95,3 % des locaux sont raccordables à la fibre, mais la ligne d’arrivée recule toujours
Selon l’Arcep, la France compte environ 45,2 millions de locaux, dont 95 % raccordables à la fibre. Sur ceux qui peuvent accéder au FTTH, 65 % ont effectivement sauté le pas.
En septembre 2026, selon l’Arcep (l’autorité française de régulation des communications électroniques), 95,3 % des 45,2 millions de locaux en France sont désormais raccordables à la fibre optique.
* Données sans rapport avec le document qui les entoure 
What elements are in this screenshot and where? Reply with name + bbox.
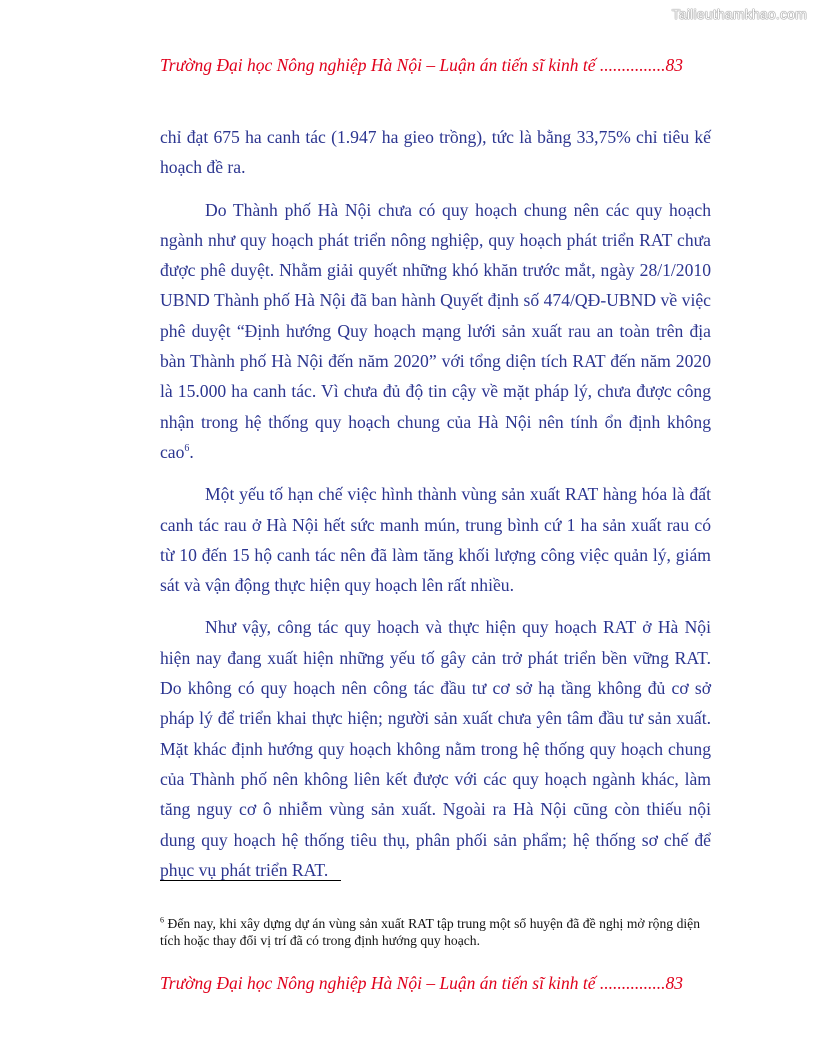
paragraph: Như vậy, công tác quy hoạch và thực hiện quy hoạch RAT ở Hà Nội hiện nay đang xuất hiện những yếu tố gây cản trở phát triển bền vững RAT. Do không có quy hoạch nên công tác đầu tư cơ sở hạ tầng không đủ cơ sở pháp lý để triển khai thực hiện; người sản xuất chưa yên tâm đầu tư sản xuất. Mặt khác định hướng quy hoạch không nằm trong hệ thống quy hoạch chung của Thành phố nên không liên kết được với các quy hoạch ngành khác, làm tăng nguy cơ ô nhiễm vùng sản xuất. Ngoài ra Hà Nội cũng còn thiếu nội dung quy hoạch hệ thống tiêu thụ, phân phối sản phẩm; hệ thống sơ chế để phục vụ phát triển RAT. <box>160 617 711 880</box>
footnote-text: Đến nay, khi xây dựng dự án vùng sản xuất RAT tập trung một số huyện đã đề nghị mở rộng diện tích hoặc thay đổi vị trí đã có trong định hướng quy hoạch. <box>160 916 700 948</box>
paragraph-continuation: chỉ đạt 675 ha canh tác (1.947 ha gieo trồng), tức là bằng 33,75% chỉ tiêu kế hoạch đề ra. <box>160 127 711 178</box>
paragraph: Một yếu tố hạn chế việc hình thành vùng sản xuất RAT hàng hóa là đất canh tác rau ở Hà Nội hết sức manh mún, trung bình cứ 1 ha sản xuất rau có từ 10 đến 15 hộ canh tác nên đã làm tăng khối lượng công việc quản lý, giám sát và vận động thực hiện quy hoạch lên rất nhiều. <box>160 484 711 596</box>
paragraph-tail: . <box>189 441 194 462</box>
paragraph-text: Do Thành phố Hà Nội chưa có quy hoạch chung nên các quy hoạch ngành như quy hoạch phát triển nông nghiệp, quy hoạch phát triển RAT chưa được phê duyệt. Nhằm giải quyết những khó khăn trước mắt, ngày 28/1/2010 UBND Thành phố Hà Nội đã ban hành Quyết định số 474/QĐ-UBND về việc phê duyệt “Định hướng Quy hoạch mạng lưới sản xuất rau an toàn trên địa bàn Thành phố Hà Nội đến năm 2020” với tổng diện tích RAT đến năm 2020 là 15.000 ha canh tác. Vì chưa đủ độ tin cậy về mặt pháp lý, chưa được công nhận trong hệ thống quy hoạch chung của Hà Nội nên tính ổn định không cao <box>160 199 711 462</box>
site-watermark: Tailieuthamkhao.com <box>671 6 807 22</box>
paragraph <box>160 195 711 468</box>
main-body <box>160 122 711 897</box>
footnote <box>160 915 700 949</box>
footnote-reference[interactable]: 6 <box>184 443 190 455</box>
footnote-number: 6 <box>160 915 164 925</box>
footnote-separator <box>160 880 341 881</box>
running-footer: Trường Đại học Nông nghiệp Hà Nội – Luận án tiến sĩ kinh tế ...............83 <box>160 973 683 993</box>
running-header: Trường Đại học Nông nghiệp Hà Nội – Luận án tiến sĩ kinh tế ...............83 <box>160 55 683 75</box>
Cela signifie que 43,1 millions de bâtiments (maisons, immeubles, entreprises) peuvent théoriquement accéder à ce très haut débit. La fibre optique, ou FTTH (Fiber To The Home), est une technologie qui permet des connexions internet ultra-rapides en transmettant des données par la lumière, contrairement à l’ADSL qui utilise les fils de cuivre. Malgré ce taux de couverture élevé, 2,1 millions de locaux restent encore à équiper. Parmi eux, plus d’un tiers sont bloqués par des refus de syndicats de copropriété ou par des constructions en cours, ce qui ralentit le déploiement.
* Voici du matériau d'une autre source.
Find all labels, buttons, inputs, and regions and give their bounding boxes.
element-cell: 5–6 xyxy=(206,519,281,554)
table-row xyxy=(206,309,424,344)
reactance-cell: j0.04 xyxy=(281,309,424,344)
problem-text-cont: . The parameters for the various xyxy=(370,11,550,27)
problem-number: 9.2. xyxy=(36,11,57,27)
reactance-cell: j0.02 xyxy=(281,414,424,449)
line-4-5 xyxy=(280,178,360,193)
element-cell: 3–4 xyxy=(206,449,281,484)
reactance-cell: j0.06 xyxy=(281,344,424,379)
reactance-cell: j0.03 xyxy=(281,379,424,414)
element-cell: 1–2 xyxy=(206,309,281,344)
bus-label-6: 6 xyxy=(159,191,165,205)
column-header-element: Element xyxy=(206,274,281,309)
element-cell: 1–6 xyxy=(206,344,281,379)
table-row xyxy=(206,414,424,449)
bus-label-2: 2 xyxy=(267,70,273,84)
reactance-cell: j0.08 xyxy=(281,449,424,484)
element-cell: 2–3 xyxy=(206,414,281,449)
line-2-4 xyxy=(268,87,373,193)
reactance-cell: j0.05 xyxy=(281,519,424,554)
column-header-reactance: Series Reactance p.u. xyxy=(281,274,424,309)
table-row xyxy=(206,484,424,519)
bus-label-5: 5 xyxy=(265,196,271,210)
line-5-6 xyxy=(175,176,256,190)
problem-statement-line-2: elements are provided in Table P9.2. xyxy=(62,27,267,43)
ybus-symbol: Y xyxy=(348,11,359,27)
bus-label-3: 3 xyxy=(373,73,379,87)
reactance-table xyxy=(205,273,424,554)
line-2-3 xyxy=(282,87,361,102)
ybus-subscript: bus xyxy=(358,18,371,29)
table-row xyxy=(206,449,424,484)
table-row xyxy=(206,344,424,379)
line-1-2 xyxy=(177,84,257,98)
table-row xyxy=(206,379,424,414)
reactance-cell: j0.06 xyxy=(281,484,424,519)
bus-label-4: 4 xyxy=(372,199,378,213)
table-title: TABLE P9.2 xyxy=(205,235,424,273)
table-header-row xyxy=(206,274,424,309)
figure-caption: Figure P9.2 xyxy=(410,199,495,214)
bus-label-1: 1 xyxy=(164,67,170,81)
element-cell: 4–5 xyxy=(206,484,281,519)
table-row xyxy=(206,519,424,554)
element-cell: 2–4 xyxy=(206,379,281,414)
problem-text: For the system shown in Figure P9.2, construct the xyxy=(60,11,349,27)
La France avance à deux vitesses dans son déploiement de la fibre. D’un côté, le nombre de locaux raccordables augmente régulièrement, avec 275 000 nouveaux bâtiments équipés en trois mois. De l’autre, le nombre total de locaux en France croît aussi, notamment dans les zones moins denses (campagnes, petites villes). Cela crée une course où la fibre doit sans cesse rattraper l’augmentation du parc immobilier. Par exemple, si 65 % des locaux raccordables ont effectivement souscrit à un abonnement fibre, ce chiffre progresse lentement. Les opérateurs comme Orange, SFR ou Free doivent donc accélérer les travaux tout en convaincant les habitants de sauter le pas, malgré des coûts parfois élevés ou des réticences techniques.
Plusieurs obstacles ralentissent le déploiement de la fibre. Le premier est humain : certains syndicats de copropriété refusent les travaux, par méconnaissance, par peur des nuisances ou par manque de moyens. D’autres locaux, en construction ou en rénovation, ne sont pas encore éligibles car les infrastructures n’ont pas été prévues. Enfin, dans les zones rurales ou peu denses, les coûts de déploiement sont moins rentables pour les opérateurs, ce qui peut retarder les projets. L’État et les collectivités locales tentent de compenser ces déséquilibres, mais les délais restent longs. Ces retards expliquent pourquoi, malgré des progrès constants, la ligne d’arrivée (le moment où 100 % des locaux seront raccordables) semble toujours s’éloigner.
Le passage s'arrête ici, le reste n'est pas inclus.